While citing prior successes is informative, findings should be tested for robustness each time an analytic method is applied to a given data set. Leon et al. did show that results were stable across different approaches to classifying patients into discrete propensity groups. However, more can be done here to help the practitioner judge the validity of the reported findings. For instance, a test for robustness inspired by White and Lu (
9) and Rubin and Thomas (
10) involves recomputing effect size estimates in which exposed and unexposed patients are rematched based on the propensity score
plus one or more selected confounding covariates (e.g., propensity scores and socioeconomic status). Since both matched and rematched estimates are designed to measure the same effect size, any observed difference would allow the investigator to reject the null hypothesis that estimates were robust. By repeating across different sets of selected covariates (e.g., propensity and marital status, propensity and age group), the rematched sample that yields the greatest deviation from the original effect size estimate can be determined and tested for significance by bootstrapping the original data set.

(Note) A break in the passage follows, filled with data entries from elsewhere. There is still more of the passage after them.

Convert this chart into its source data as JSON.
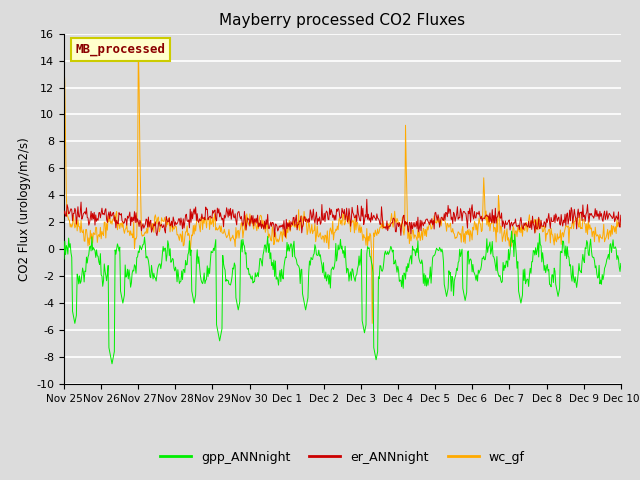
{
  "title": "Mayberry processed CO2 Fluxes",
  "ylabel": "CO2 Flux (urology/m2/s)",
  "ylim": [
    -10,
    16
  ],
  "yticks": [
    -10,
    -8,
    -6,
    -4,
    -2,
    0,
    2,
    4,
    6,
    8,
    10,
    12,
    14,
    16
  ],
  "bg_color": "#dcdcdc",
  "grid_color": "#ffffff",
  "colors": {
    "gpp": "#00ee00",
    "er": "#cc0000",
    "wc": "#ffaa00"
  },
  "legend_label": "MB_processed",
  "legend_text_color": "#8B0000",
  "legend_box_facecolor": "#ffffcc",
  "legend_box_edgecolor": "#cccc00",
  "x_tick_labels": [
    "Nov 25",
    "Nov 26",
    "Nov 27",
    "Nov 28",
    "Nov 29",
    "Nov 30",
    "Dec 1",
    "Dec 2",
    "Dec 3",
    "Dec 4",
    "Dec 5",
    "Dec 6",
    "Dec 7",
    "Dec 8",
    "Dec 9",
    "Dec 10"
  ],
  "legend_entries": [
    "gpp_ANNnight",
    "er_ANNnight",
    "wc_gf"
  ],
  "n_days": 15,
  "n_per_day": 48
}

This discussion is intended to point to an “analysis gap” that exists between advanced analytic methods that are known among mathematical and computational statisticians and actual methods that medical researchers apply in observational studies. The Leon et al. study offers a good example of methodologists and clinical investigators working closely together to narrow that gap and apply advanced statistical methods to observational outcome studies. As the National Institutes of Health continues its support for observational studies (
1), medical researchers should, rather than restating theory, reciting prior successes, or limiting results to those computable with a popular commercial software program, comb the statistical literature, apply the best analytic methods for their study purpose, and test the applicability of such methods against their data set. Only then can practitioners have confidence that observational findings are offering correct statistical inferences on the risks and benefits of medical treatments.